Viewing Record 2 of 7 rocks

Death Valley: Ancient Footpath Along the Shore of a Departed Lake, from the "Ice Age" series

  • Accession Number:
    2004:41
  • Artist:
    Ruwedel, Mark
  • Date:
    1995, printed 2003
  • Medium:
    Gelatin silver print
  • Dimensions:
    image/paper: 14 5/8 in x 18 3/4 in; mat: 24 in x 28 in
  • Credit Line:
    Museum purchase

About the Photographer

Ruwedel, Mark

American, b.1954

I am interested in revealing the narratives contained within the landscape and am most attracted to places where the land reveals itself as being both an agent of geological processes and a field of human endeavor. – Mark Ruwedel

For over twenty-five years, Mark Ruwedel has photographed sites in the American West where historical and contemporary marks on the land exist as a geographical palimpsest. He enjoys the irony of our celebrating and preserving the scratchings of prehistoric cultures on the land, while we decry the ways in which we alter our environment today. Combining photographs of ancient trails and remnants of 12,000-year-old ceremonial sites with modern tire tracks and roads, Ruwedel questions how different these intrusions really are. His ongoing body of work entitled The Ice Age is photographed along the relic shores of dried glacial melt lakes, including Lake Manly, now Death Valley. Because of the extremely arid climate in the Basin and Range Region, nature's reclamation of both human and natural processes takes thousands of years – nineteenth century rail lines crumble side-by-side with ancient foot paths. Both remnants are evidence of the most advanced technology of the time, yet quite different in their impact on the land. And while the cultural resources expended on a trail and on a railroad are vastly different, they are disappearing at the same rate in this environment.

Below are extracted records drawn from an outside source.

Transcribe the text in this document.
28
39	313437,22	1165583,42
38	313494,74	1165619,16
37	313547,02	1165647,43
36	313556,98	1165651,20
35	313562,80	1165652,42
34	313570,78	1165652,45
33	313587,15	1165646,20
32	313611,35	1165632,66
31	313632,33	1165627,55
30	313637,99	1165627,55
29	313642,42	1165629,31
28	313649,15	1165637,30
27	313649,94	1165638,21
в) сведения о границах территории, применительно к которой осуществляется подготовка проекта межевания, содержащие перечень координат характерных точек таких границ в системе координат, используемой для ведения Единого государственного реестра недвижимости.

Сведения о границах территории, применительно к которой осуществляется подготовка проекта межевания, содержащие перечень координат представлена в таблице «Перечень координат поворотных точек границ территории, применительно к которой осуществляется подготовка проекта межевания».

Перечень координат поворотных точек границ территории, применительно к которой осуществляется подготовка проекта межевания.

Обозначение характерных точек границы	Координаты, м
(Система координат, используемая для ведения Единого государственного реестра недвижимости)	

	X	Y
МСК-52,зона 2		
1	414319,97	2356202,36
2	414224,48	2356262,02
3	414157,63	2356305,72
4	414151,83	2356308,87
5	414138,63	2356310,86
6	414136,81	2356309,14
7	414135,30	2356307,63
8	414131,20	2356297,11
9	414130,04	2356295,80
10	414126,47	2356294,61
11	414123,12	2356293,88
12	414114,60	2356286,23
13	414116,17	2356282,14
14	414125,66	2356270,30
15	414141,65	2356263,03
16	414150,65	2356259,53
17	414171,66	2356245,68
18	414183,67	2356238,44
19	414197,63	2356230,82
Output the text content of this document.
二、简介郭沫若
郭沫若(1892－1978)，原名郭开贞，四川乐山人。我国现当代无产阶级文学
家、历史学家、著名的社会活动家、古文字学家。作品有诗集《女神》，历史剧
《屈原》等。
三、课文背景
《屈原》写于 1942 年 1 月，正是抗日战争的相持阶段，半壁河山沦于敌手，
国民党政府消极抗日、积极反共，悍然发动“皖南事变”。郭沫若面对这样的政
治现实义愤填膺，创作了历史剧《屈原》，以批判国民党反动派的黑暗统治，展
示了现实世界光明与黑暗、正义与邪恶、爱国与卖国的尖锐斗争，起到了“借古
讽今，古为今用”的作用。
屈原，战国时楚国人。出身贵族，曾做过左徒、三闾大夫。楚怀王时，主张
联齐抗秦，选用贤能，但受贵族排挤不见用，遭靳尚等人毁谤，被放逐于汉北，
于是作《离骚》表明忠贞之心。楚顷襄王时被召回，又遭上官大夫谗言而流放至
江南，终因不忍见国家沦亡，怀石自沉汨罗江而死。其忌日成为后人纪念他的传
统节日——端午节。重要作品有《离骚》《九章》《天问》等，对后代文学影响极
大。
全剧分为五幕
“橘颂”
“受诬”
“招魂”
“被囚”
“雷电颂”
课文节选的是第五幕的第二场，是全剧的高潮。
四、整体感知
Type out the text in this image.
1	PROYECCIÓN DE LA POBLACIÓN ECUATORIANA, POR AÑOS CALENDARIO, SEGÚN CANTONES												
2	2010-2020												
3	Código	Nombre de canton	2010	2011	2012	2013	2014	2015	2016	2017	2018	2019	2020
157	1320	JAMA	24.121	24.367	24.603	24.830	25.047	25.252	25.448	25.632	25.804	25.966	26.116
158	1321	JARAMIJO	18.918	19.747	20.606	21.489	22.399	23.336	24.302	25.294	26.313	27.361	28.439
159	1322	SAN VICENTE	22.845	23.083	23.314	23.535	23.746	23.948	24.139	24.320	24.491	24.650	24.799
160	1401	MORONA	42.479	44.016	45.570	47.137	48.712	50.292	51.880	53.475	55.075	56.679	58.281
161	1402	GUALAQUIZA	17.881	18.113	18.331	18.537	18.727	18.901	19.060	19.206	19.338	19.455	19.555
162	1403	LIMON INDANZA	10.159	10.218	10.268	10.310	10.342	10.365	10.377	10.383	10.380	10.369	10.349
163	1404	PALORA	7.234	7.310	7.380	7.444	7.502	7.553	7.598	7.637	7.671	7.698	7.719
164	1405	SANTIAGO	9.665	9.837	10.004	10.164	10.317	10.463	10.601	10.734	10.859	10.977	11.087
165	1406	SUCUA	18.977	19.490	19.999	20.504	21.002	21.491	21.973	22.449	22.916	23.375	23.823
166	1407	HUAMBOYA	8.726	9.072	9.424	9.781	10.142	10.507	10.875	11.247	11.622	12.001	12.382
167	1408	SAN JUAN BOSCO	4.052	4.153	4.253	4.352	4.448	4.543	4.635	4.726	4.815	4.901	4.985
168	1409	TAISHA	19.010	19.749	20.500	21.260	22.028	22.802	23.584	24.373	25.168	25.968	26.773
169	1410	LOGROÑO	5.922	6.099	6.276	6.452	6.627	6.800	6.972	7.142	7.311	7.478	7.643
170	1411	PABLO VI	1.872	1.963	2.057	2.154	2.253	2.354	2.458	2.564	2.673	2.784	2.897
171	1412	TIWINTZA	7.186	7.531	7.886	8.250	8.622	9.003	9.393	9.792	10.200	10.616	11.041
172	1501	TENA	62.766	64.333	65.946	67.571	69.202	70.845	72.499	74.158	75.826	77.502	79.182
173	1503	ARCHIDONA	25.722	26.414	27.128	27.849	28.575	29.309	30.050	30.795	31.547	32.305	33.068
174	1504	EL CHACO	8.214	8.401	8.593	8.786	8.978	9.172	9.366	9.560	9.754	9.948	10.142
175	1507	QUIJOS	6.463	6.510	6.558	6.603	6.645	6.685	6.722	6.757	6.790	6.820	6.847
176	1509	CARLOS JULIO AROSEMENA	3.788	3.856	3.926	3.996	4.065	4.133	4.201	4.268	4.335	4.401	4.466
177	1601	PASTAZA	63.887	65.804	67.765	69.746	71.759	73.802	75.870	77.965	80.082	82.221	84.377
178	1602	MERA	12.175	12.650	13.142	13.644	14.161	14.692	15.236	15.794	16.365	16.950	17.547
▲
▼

Born in 1954, Mark Ruwedel studied at Kutztown State College, Pennsylvania, and Concordia University in Montreal, where he later taught photography. His photographs have been exhibited widely, including at the J.Paul Getty Museum, Los Angeles; San Francisco Museum of Modern Art; the Chinati Foundation, Marfa, Texas; and the National Gallery, Canada. His work is held in several permanent collections, including those of the J. Paul Getty Museum, Los Angeles; the Library of Congress; The Metropolitan Museum of Art, New York; ad the Princeton University Art Gallery, Trenton, New Jersey. He currently divides his time between Vancouver, British Columbia and Los Angeles, where he teaches photography at the California State University at Long Beach.